La razón por qué el hijo de Ronaldinho ocultó su parentesco


Ronaldinho fue un espectáculo de talento y de alegría, un jugador que salía a ganar, pero también a divertirse como si fuera un niño jugando con sus amigos en las calles de su natal Brasil. “Dinho” ha sido el mejor amigo que ha tenido la pelota, tenía una relación tan especial con el balón, que no parecía ser de este mundo, un talento que muchos afirman era superior al del mismo Pelé o Maradona.  


Hasta hace muy poco pensamos que habría que conformarnos con su recuerdo como parte de su legado, pero su hijo, Joao de Assis Moreira Mendes, ha decidido seguir sus pasos. 


Con solo 13 años Joao ha podido gozar de los frutos del éxito de su padre, por lo que ha recibido la mejor educación, ha estado rodeado de todos los lujos, ha viajado en limusinas, comido en los mejores restaurantes, conocido las mejores ciudades del mundo, y jamás ha tenido que sufrir una carencia, lo ha tenido todo. Pero desde niño soñaba con seguir los pasos de su papá, y sabía que a pesar del enorme peso que tiene el nombre Ronaldinho en la historia balompié, el camino no sería fácil, sabía que tendría que ganarse su propio nombre y su lugar en este deporte desde abajo, con esfuerzo, entrega  y dedicación. 
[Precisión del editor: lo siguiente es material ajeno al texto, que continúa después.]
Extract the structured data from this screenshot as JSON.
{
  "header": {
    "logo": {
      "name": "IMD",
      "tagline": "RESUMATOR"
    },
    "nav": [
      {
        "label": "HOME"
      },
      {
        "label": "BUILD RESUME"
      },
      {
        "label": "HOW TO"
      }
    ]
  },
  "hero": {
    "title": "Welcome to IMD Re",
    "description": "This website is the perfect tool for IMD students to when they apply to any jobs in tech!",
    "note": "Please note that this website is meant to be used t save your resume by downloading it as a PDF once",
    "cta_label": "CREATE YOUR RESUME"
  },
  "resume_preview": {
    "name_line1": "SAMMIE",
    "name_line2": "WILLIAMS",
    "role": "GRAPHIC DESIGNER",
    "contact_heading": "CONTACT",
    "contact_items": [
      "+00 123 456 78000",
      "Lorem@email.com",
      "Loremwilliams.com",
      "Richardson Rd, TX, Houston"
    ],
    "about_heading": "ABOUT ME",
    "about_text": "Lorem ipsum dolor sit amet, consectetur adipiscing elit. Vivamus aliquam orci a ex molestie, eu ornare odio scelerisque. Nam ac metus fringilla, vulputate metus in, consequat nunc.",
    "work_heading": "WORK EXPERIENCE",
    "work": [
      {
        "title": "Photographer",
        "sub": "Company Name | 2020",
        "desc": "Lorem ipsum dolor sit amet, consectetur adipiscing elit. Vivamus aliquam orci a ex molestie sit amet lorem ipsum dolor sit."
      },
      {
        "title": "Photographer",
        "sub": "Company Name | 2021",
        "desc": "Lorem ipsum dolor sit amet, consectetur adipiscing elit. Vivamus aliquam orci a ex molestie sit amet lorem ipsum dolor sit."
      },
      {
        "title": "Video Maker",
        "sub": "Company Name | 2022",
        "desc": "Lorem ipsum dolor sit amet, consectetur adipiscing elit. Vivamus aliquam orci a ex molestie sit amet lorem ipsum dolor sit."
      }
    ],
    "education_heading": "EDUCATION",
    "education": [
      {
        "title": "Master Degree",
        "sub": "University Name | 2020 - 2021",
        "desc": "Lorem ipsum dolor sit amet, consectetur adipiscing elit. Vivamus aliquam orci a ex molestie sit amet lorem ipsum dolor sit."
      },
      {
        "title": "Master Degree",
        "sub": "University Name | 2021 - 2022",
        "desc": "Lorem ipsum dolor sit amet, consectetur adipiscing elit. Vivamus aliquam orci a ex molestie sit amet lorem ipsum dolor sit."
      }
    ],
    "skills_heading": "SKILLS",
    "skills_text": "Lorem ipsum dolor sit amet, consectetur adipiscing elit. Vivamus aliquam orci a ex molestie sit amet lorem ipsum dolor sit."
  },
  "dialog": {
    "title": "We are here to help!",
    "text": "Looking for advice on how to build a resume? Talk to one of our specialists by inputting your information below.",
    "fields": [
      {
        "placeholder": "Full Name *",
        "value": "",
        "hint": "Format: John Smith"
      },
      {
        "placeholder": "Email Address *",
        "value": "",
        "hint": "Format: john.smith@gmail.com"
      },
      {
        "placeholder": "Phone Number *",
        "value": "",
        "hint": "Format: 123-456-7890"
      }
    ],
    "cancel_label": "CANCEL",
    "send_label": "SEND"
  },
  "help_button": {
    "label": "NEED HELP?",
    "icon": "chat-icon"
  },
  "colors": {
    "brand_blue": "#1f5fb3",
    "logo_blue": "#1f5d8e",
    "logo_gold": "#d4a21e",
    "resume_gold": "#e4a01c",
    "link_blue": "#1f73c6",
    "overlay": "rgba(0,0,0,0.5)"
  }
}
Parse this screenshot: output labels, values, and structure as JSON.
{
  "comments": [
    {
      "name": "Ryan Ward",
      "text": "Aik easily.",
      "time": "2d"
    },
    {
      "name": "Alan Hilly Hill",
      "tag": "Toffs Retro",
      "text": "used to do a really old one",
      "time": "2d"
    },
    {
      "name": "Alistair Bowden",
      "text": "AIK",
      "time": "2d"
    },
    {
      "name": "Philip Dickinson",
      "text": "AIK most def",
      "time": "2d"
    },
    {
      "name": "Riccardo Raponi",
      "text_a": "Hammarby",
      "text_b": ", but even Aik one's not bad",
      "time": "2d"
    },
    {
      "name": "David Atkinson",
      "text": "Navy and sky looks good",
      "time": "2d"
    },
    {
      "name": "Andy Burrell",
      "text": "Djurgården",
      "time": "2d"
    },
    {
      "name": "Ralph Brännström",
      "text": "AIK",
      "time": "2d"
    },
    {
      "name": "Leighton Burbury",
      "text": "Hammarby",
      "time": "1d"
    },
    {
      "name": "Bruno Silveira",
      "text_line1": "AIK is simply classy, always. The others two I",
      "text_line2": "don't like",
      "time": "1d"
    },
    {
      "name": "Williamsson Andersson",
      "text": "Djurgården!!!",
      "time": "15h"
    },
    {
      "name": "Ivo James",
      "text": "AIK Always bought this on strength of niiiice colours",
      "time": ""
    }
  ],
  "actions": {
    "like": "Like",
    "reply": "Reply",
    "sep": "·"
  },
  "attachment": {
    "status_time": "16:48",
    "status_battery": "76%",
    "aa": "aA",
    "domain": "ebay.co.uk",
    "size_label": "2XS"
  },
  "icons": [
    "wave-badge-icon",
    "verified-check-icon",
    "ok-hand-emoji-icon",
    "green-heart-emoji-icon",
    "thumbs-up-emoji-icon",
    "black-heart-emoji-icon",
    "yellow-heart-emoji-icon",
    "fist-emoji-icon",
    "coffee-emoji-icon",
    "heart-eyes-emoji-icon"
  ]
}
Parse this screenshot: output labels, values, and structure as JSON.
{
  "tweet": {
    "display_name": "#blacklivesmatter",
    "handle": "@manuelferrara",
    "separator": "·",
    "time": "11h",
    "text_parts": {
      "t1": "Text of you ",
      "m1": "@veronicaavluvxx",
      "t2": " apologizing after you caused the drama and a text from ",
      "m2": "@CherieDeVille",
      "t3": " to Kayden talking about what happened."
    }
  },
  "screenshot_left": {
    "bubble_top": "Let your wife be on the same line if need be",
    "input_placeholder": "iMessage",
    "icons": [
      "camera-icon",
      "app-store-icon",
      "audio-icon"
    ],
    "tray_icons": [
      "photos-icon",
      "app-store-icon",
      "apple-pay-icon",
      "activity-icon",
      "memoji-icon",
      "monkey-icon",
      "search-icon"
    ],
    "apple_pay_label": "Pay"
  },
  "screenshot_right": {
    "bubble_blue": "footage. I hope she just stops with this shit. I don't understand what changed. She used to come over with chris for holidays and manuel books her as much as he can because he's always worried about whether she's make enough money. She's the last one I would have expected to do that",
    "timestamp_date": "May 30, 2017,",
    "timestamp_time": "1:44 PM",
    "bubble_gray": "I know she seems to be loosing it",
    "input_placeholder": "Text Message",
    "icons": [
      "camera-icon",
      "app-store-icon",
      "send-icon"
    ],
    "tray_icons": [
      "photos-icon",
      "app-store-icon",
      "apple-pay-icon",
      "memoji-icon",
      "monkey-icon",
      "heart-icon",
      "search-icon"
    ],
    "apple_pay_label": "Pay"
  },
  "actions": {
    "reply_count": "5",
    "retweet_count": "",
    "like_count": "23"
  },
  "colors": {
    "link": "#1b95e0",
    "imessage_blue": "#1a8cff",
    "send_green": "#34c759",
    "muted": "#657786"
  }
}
Joao estuvo preparándose en las categorías infantiles del Paris Saint Germain en Francia por varios años, pero estaba seguro que era momento de dar el siguiente paso. 



Así que le pidió a su madre que lo acompañara a probarse con las inferiores del equipo Cruzeiro, el sabia que si daba el nombre de su padre lo iban a escoger sin importar lo malo o bueno que fuera jugando por el solo hecho de ser hijo de uno de los mejores futbolistas del planeta. Él tenía la convicción de que si lograba quedarse en el equipo tenía que ser por mérito propio. No estaba dispuesto a que le regalaran nada, "le pedí a mi mama que me apoyara en mantener mi identidad en secreto, y le prometí que daría mi mejor esfuerzo para ganarme un lugar en el equipo". Por lo que se identificó como Joao Mendes, omitiendo su apellido paterno, y dejando que su talento, calidad y esfuerzo hablaran por él. 


El hijo de la leyenda inmediatamente cautivó la atención de los visores del club, quienes lo integraron al equipo sub-13 del Cruzeiro. Viendo en él a la próxima estrella del fútbol mundial.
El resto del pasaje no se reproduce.